John Brimelow is the founder and and Principal of JBGJ LLC, the Publisher of Gold Jottings. For almost 30 years John operated as a selling analyst with various Wall Street brokerage firms, specializing in precious and other metal equities.

Having been educated and worked in times of repeated severe currency crises, John became interested in gold. After graduating from Stanford Business School he worked for several years in the International Division of Bank of America’s predecessor, North Carolina National Bank before moving to New York to begin a career as a sell-side analyst for various Wall Street brokerage firms.

Later in his career, John became very interested in how, thanks to the internet, it was possible to judge how strong Asian demand for gold actually was by looking at local premiums. This was important since Asian private dealers replaced Central Banks as the default buyer of gold in the 1970s but accurate intelligence about what was happening was very difficult to obtain. Initially supplied to brokerage clients, Gold Jottings has been offered as a free-standing consultancy service since 2009.

John was educated at the University of Sussex, U.K. (B.A.) and at the Stanford University Graduate School of Business (MBA) which he attended on a Fulbright scholarship.

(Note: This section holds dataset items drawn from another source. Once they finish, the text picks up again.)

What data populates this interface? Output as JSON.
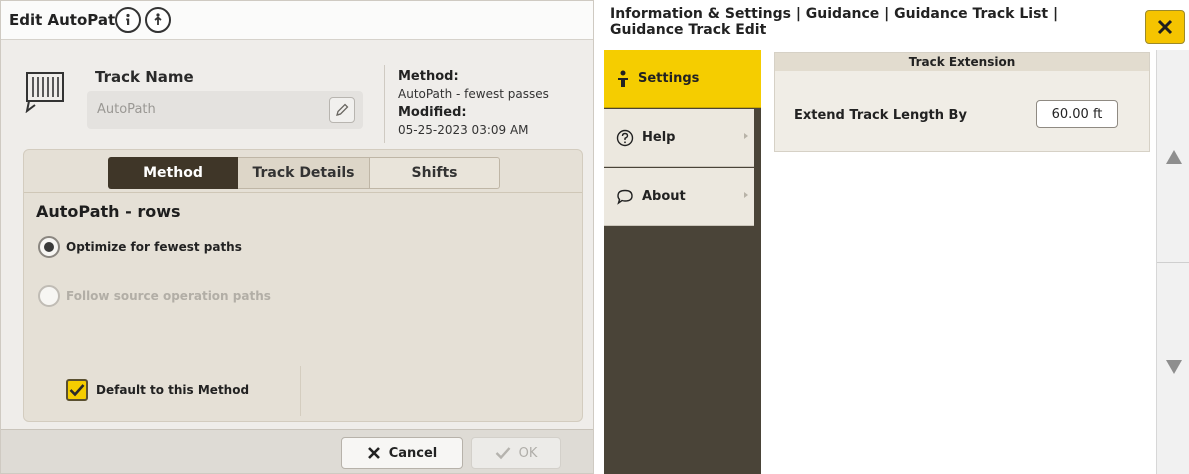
{
  "left_panel": {
    "title": "Edit AutoPath",
    "track_name_label": "Track Name",
    "track_name_value": "AutoPath",
    "method_label": "Method:",
    "method_value": "AutoPath - fewest passes",
    "modified_label": "Modified:",
    "modified_value": "05-25-2023 03:09 AM",
    "tabs": [
      {
        "label": "Method",
        "active": true
      },
      {
        "label": "Track Details",
        "active": false
      },
      {
        "label": "Shifts",
        "active": false
      }
    ],
    "method_heading": "AutoPath - rows",
    "options": [
      {
        "label": "Optimize for fewest paths",
        "selected": true,
        "enabled": true
      },
      {
        "label": "Follow source operation paths",
        "selected": false,
        "enabled": false
      }
    ],
    "default_checkbox": {
      "label": "Default to this Method",
      "checked": true
    },
    "footer": {
      "cancel_label": "Cancel",
      "ok_label": "OK",
      "ok_enabled": false
    }
  },
  "right_panel": {
    "title": "Information & Settings | Guidance | Guidance Track List | Guidance Track Edit",
    "sidebar": [
      {
        "label": "Settings",
        "icon": "person-standing-icon",
        "active": true
      },
      {
        "label": "Help",
        "icon": "question-circle-icon",
        "active": false
      },
      {
        "label": "About",
        "icon": "speech-bubble-icon",
        "active": false
      }
    ],
    "section_header": "Track Extension",
    "extend_label": "Extend Track Length By",
    "extend_value": "60.00 ft"
  },
  "colors": {
    "accent_yellow": "#f5cd00",
    "dark_tab": "#3f3628",
    "sidebar_dark": "#4a4438"
  }
}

Padmanabhaswamy Temple, Thiruvananthapuram, Kerala, India

In 2011 it emerged that in vaults under the Temple staggering quantities of gold, diamonds and pearls had been deposited, accumulated from offerings by devout worshippers over many centuries. Value estimates, without considering craftsmanship or artistic value, have ranged as high as $30 billion or possibly 500 tonnes of gold at 2019 values. This would rank the Temple 13th in the list of Central Bank holders. The Reserve Bank of India as of September 2017 is 11th at 557.8 tonnes.

A major vault remains to be opened.

Significantly, the discoveries include “several hundred thousand” gold coins from the Roman Empire and many dating back to the 2nd Century BC.

This highlights the reason the Temple could accumulate these assets: the southeastern coast of India was the primary source of a range of spices avidly demanded by other areas of the world from ancient times. Generally only precious metals were accepted in exchange for these exports. The Roman author Pliny the Younger complained of the drain of precious metals spice imports caused for the Roman Empire.

Incredibly to Western eyes, no move has been made by Indian politicians to seize this wealth. The statement has been made that it is the property of the God.

Numerous other Indian temples are known to have considerable holdings of gold and silver although the Padmanabhaswamy Temple is presumed to be an extreme case.


The story is a paradigm of India’s appetite for gold, enthusiasm for holding it, and extreme unwillingness to let it go.